Title: Pack Behaviour
Fandom: Sherlock (BBC)
Alternate Postings:
AO3 Rating/Content: PG13, wolves, very bad strategies for dealing with wolves, DO NOT TRY THIS WITH ACTUAL WOLVES.
Warnings: none
Word Count: 645
Disclaimer: Not my world.
Notes: Written for
watsons_woes July Writing Prompt #29:
Picture Prompt: Snow Wolf Summary: The one thing that made this worse than Baskerville was that this time it was real.
Pack Behaviour
The one thing that made this worse than Baskerville was that this time it was real.
John pressed his back against the cement wall of the wolf enclosure, head still ringing from the fall he'd taken when the animal organ black marketeer had shoved him in. In front of him prowled three grey wolves, snarling.
"Don't make eye contact, John!" came Sherlock's voice from above. "Don't show your teeth or throat!"
John tried very hard to watch-but-not-watch the phalanx of wolves. He nodded shallowly, hunching into his collar and breathing through his nose.
"The keeper access door is twenty yards to your right behind the rocks and trees. Make your way toward it, I'll get there and unlock it and get you out!"
John nodded again and edged to his right. One of the wolves snapped and lunged at him and he froze. The wolves' snarling escalated.
This isn't going to work. John swallowed, looking at the long distance to the exit. This can't work. They think I'm prey.

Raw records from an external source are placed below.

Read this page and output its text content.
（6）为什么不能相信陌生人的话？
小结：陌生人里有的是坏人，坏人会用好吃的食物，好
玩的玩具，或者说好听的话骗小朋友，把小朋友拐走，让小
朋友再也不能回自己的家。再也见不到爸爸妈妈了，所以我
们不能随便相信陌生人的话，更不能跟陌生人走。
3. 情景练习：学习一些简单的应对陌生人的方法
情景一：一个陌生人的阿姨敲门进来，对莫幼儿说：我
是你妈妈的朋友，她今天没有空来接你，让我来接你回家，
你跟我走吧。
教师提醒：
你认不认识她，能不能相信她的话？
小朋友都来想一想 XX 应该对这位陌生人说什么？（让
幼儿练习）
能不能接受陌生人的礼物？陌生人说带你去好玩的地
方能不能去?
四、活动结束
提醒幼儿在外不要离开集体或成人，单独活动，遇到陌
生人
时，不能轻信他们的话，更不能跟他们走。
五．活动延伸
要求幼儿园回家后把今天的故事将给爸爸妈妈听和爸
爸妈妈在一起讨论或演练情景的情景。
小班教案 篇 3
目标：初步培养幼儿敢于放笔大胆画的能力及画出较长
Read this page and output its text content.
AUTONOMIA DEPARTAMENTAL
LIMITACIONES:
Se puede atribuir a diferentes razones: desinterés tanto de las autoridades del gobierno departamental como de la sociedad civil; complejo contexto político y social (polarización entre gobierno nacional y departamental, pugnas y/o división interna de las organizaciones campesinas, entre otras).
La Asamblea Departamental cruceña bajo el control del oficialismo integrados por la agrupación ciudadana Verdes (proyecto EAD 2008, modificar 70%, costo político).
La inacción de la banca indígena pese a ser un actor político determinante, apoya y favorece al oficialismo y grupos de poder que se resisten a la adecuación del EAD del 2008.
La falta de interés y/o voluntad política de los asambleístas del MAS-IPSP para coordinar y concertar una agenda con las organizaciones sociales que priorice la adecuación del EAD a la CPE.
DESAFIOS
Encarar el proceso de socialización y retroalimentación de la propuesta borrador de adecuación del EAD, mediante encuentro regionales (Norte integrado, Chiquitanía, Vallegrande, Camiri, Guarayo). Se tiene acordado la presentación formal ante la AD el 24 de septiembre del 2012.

His head swam for a moment, and he became aware of how he was standing. Half-huddled up, frozen, cringing against a wall, not being a threat of any sort. They think I'm prey because I'm acting like prey.
Another half-step, and two lunged and snapped as the third moved to John's right, cutting him off.
John squatted slowly and picked up a fist-sized rock, then slowly stood again. Twenty yards. Right.
With a fierce shout he threw the rock at the right-most wolf and broke into a run. He heard the rock hit but didn't stop until he was at the edge of the stand of trees, when the two other wolves loped in front of him.
It was a mercy these were captive wolves. John guessed that in the wild his maneuver might have turned him immediately into lunch. Here it had gained him five yards. He stood as big as he could, spreading his arms to his sides and shouting wordlessly. The wolves snapped and lunged, then regrouped as the one John had hit with the rock rejoined the pack.
John took the opportunity to back further into the copse of trees. They were far too small to climb, but John broke off the sturdiest branch as he kept his eyes on the wolves, who had regrouped and were prowling after him again.
Hit them in the nose. Or is that for sharks? Doesn't matter. John swung his branch and clouted the closest wolf in the snout. It tumbled back with a yipe but quickly found its feet and resumed closing in.
John kept backing toward the keeper's door, swinging the branch in front of him, not daring take his eyes off the wolves to see how close he was getting. The wolves prowled with more intent now. He wasn't just an interloper or prey now, he was a threat.
Too bloody right I'm a threat. He didn't avoid meeting the wolves' eyes anymore, snarling as he backed away, swinging his branch. You lot aren't the only dangerous creatures in this enclosure.
The door opened behind him and something jerked him through by his collar. John snarled and tackled what had grabbed him. Sherlock managed to kick the door shut on the three angry wolves as John landed on top of him, wild-eyed, snarling and brandishing his branch.
"It's-" Sherlock gasped, a bit winded by the impact. "Just me, John. The suspect fled."
John blinked. "Erm. Right. I- oh!" He rolled off his flatmate and only after he saw the door was shut and the wolves had not followed, threw his branch away down the utilitarian hallway.
Sherlock looked at him oddly from the floor. "'He's mad that trusts in the tameness of a wolf.'"
John blinked then laughed. "Yeah, well, mad doesn't do a bad job at describing either of us."
Sherlock grinned. "No, it doesn't."
Giggling, they helped each other off the floor and went to relocate their missing criminal quarry.